TÜRKİYE CUMHURİYETİ, ŞEYHLER VE DERVİŞLER ÜLKESİ OLAMAZ.
Demokrasi ile yönetilen ülkelere tarikat ve cemaatler egemen olamaz. Eğer egemen olurlarsa o devletlerde ne insan hakları, ne laiklik, ne pozitif hukuk kuralları, ne demokrasi, ne de kadın hakları kalır. O devletlerde pozitif bilimin yerine insanları köleleştiren dini kurallar egemen olmaya başlar. İnsanlara bu kuralları da dinin gereği gibi sunarlar. Aslında böyle bir şey yoktur. Anlatılanlar tamamen uydurmadır. Ancak insanoğlu bir defa kandırılmaya başladı mı gerisi gelir. Bugün yaşanılanlar da bu anlayışın bir devamıdır.
Mustafa Kemal Atatürk Kastamonu’da yapmış olduğu konuşmada bakın ne diyordu?
Efendiler ve ey millet, iyi biliniz ki, Türkiye Cumhuriyeti şeyhler, dervişler, müritler, meczuplar memleketi olamaz. En doğru, en gerçek yol, medeniyet yoludur. Medeniyetin gerektirdiğini yapmak insan olmak için yeterlidir. Tarikat reisleri bu dediğim gerçeği bütün açıklığıyla anlayacak ve kendiliklerinden hemen tekkelerini kapatacak, müritlerinin artık erginliğe ulaştıklarını elbette kabul edeceklerdir. [ 1 ]
15 Temmuz ABD / FETÖ Darbe Girişimi sonrası FETÖ’nün yerini genelde Menzilciler almaya başladı. Kamuoyunda yer alan haberler dikkate alındığı zaman Sağlık Bakanlığı’nın Menzilcilerin Bakanlığı haline geldiğini anlıyoruz. Diğer cemaat ve tarikatlar da boş durmuyorlar tabi.

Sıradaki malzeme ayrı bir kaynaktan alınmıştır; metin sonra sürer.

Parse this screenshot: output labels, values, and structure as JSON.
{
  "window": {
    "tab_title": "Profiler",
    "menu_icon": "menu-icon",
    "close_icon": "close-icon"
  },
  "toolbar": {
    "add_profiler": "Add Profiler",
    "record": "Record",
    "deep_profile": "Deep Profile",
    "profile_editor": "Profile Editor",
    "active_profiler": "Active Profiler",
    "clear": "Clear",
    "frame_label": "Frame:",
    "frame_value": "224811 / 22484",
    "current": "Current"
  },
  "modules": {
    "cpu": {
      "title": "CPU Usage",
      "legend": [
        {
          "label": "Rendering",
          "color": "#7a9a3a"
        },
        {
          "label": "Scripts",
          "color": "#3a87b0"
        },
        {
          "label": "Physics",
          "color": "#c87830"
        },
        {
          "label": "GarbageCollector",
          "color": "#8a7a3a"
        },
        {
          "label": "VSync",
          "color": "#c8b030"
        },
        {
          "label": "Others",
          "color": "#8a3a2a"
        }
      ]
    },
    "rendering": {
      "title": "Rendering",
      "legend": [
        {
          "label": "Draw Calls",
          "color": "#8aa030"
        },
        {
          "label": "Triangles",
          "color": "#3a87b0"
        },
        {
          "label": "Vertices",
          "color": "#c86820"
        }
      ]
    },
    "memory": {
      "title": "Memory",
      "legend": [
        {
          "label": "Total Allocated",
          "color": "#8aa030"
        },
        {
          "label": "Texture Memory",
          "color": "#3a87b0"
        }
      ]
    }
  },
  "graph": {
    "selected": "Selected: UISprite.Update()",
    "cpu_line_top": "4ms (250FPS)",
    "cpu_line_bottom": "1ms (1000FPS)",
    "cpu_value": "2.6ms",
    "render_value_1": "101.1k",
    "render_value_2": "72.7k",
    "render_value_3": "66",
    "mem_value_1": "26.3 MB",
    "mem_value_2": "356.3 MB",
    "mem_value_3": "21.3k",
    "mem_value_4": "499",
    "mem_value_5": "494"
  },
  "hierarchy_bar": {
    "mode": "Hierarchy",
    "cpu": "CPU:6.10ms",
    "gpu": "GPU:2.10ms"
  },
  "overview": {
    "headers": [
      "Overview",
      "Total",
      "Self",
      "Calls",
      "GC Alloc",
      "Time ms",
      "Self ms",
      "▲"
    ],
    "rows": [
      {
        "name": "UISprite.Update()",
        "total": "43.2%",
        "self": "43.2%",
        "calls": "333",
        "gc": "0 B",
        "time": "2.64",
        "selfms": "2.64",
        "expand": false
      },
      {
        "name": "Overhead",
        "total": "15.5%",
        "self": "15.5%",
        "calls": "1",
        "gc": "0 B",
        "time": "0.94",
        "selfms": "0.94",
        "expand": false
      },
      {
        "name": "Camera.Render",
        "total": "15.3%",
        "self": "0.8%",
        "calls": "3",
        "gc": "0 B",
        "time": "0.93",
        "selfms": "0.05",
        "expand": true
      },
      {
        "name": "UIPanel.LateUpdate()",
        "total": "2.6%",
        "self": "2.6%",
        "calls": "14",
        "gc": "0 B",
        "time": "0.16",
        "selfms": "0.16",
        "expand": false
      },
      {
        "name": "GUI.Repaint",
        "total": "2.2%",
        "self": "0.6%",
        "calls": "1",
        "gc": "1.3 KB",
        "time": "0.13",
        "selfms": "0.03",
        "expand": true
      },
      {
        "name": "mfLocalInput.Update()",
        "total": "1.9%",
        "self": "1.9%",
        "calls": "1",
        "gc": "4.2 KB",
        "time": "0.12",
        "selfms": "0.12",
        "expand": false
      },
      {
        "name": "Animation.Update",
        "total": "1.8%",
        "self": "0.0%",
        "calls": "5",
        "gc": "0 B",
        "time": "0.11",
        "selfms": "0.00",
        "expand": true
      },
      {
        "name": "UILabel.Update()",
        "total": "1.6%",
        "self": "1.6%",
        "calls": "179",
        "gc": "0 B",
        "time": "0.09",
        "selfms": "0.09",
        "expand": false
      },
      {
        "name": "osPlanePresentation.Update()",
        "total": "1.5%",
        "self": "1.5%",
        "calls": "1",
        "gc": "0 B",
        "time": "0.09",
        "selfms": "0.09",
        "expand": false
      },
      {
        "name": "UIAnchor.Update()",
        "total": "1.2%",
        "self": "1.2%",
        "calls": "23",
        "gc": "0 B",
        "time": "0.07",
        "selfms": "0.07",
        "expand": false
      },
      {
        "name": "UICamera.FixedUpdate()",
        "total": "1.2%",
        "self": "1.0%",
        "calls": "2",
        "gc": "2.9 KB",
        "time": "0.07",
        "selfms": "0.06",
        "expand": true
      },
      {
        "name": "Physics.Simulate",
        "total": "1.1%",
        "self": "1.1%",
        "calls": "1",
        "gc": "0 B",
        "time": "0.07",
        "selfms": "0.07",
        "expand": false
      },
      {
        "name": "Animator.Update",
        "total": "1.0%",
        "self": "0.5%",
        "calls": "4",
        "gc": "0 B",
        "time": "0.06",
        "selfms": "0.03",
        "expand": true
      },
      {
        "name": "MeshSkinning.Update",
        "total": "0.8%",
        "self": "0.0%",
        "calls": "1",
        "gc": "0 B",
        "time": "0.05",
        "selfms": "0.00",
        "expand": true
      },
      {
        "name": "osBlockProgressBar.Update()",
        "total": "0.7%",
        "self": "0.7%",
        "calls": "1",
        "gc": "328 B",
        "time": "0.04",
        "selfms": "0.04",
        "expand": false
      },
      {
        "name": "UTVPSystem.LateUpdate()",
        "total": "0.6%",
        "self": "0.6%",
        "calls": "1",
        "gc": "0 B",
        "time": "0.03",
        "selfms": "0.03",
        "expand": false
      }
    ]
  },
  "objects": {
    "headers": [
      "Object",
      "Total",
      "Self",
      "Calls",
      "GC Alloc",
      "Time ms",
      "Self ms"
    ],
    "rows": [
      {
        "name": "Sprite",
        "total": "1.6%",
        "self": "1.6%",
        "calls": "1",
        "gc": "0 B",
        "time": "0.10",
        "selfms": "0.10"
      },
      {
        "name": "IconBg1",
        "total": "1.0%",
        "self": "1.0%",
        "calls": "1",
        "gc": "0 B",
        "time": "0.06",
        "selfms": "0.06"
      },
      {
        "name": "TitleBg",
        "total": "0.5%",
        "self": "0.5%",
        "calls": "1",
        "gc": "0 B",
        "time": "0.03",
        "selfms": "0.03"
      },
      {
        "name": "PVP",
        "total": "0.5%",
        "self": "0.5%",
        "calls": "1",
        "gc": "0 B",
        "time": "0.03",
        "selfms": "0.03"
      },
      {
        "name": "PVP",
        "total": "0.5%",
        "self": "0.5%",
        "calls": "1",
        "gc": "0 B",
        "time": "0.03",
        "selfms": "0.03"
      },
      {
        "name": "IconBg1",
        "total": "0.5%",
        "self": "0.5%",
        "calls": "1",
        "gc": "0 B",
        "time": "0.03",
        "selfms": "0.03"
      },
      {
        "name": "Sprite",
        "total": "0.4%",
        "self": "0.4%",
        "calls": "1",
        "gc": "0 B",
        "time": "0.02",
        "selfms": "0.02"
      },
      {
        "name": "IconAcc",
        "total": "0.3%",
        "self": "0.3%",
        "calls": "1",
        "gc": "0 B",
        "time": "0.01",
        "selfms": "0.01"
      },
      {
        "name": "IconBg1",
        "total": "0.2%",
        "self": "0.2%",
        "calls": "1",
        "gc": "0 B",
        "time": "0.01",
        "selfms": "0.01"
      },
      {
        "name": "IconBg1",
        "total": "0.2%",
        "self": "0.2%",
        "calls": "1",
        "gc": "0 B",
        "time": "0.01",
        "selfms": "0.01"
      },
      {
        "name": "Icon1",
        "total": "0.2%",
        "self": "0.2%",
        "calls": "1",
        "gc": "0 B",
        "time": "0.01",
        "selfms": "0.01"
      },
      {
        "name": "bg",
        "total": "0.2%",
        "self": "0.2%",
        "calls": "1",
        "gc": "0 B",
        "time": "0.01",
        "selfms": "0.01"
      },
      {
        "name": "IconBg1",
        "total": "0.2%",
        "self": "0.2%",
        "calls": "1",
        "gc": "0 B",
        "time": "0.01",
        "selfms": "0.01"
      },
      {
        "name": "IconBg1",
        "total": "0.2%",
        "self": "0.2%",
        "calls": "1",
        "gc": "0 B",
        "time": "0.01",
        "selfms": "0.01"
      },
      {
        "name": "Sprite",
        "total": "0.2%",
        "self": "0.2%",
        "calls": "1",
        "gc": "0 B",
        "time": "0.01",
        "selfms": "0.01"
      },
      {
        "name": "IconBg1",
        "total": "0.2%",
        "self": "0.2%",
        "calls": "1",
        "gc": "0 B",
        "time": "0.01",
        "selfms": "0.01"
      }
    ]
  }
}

Yargıda FETÖ egemendi. Şimdi onların yerini Erenköy – Topbaş Cemaati ve yine Menzilciler almış durumdalar. Emniyet ve İçişlerinde yine FETÖ egemendi ancak buraya 15 Temmuz sonrası Nurcular egemen olmaya başladılar. Yine basına sızan bilgilere göre Milli Eğitim Bakanlığı’na Nurcular, Erenköy ve Menzilciler egemen durumdalar. Tarım Bakanlığı’na Risale – Nur Grupları egemen durumdalar. Diğer Bakanlıklarda ise yine Menzilciler ve Erenköy Cemaati egemen durumda. Yani anlayacağınız ülkenin Bakanlıklarına pozitif bilim kuralları yerine tarikat ve cemaatler egemen olmuş durumdalar. Bu durumda Atatürk’ün öne koyduğu hedefler doğrultusunda çağdaş ülkeler seviyesine ulaşmamız bugünün tablosu içinde mümkün görünmüyor. Atatürk bu konuda şöyle demişti.
“Yaptığımız ve yapmakta olduğumuz devrimlerin amacı, Türkiye Cumhuriyeti halkını her bakımdan çağımıza uygun uygar bir toplum haline getirmektir. Devrimlerimizin temel kuralı budur. ” [ 2 ]
Geçenlerde bir televizyon programında Cübbeli diye adlandırılan ve birçok televizyon programına konuk olarak kabul edilen bir şahıs ülkemizde iki bin selefi derneğinin olduğunu ve bu dernek üyelerinin iç savaşa hazırlandıklarını söyledi. [ 3 ] 15 Temmuz ABD / FETÖ Darbe Girişimi öncesi FETÖ’nün darbe girişiminde bulunacağı da söylenmişti. O dönemlerde bu tür alenen yapılan açıklamalara nasıl sessiz kalındıysa şimdi de aynı benzer şekilde bu selefi derneklerinin iç savaş çıkaracağı söylentilerine sessiz kalınıyor. Bu durumda insanın aklına ister istemez yine bir darbe girişimine zemin mi hazırlanıldığı sorusu geliyor. Sizi bilemem ama benim aklıma bu soru geliyor.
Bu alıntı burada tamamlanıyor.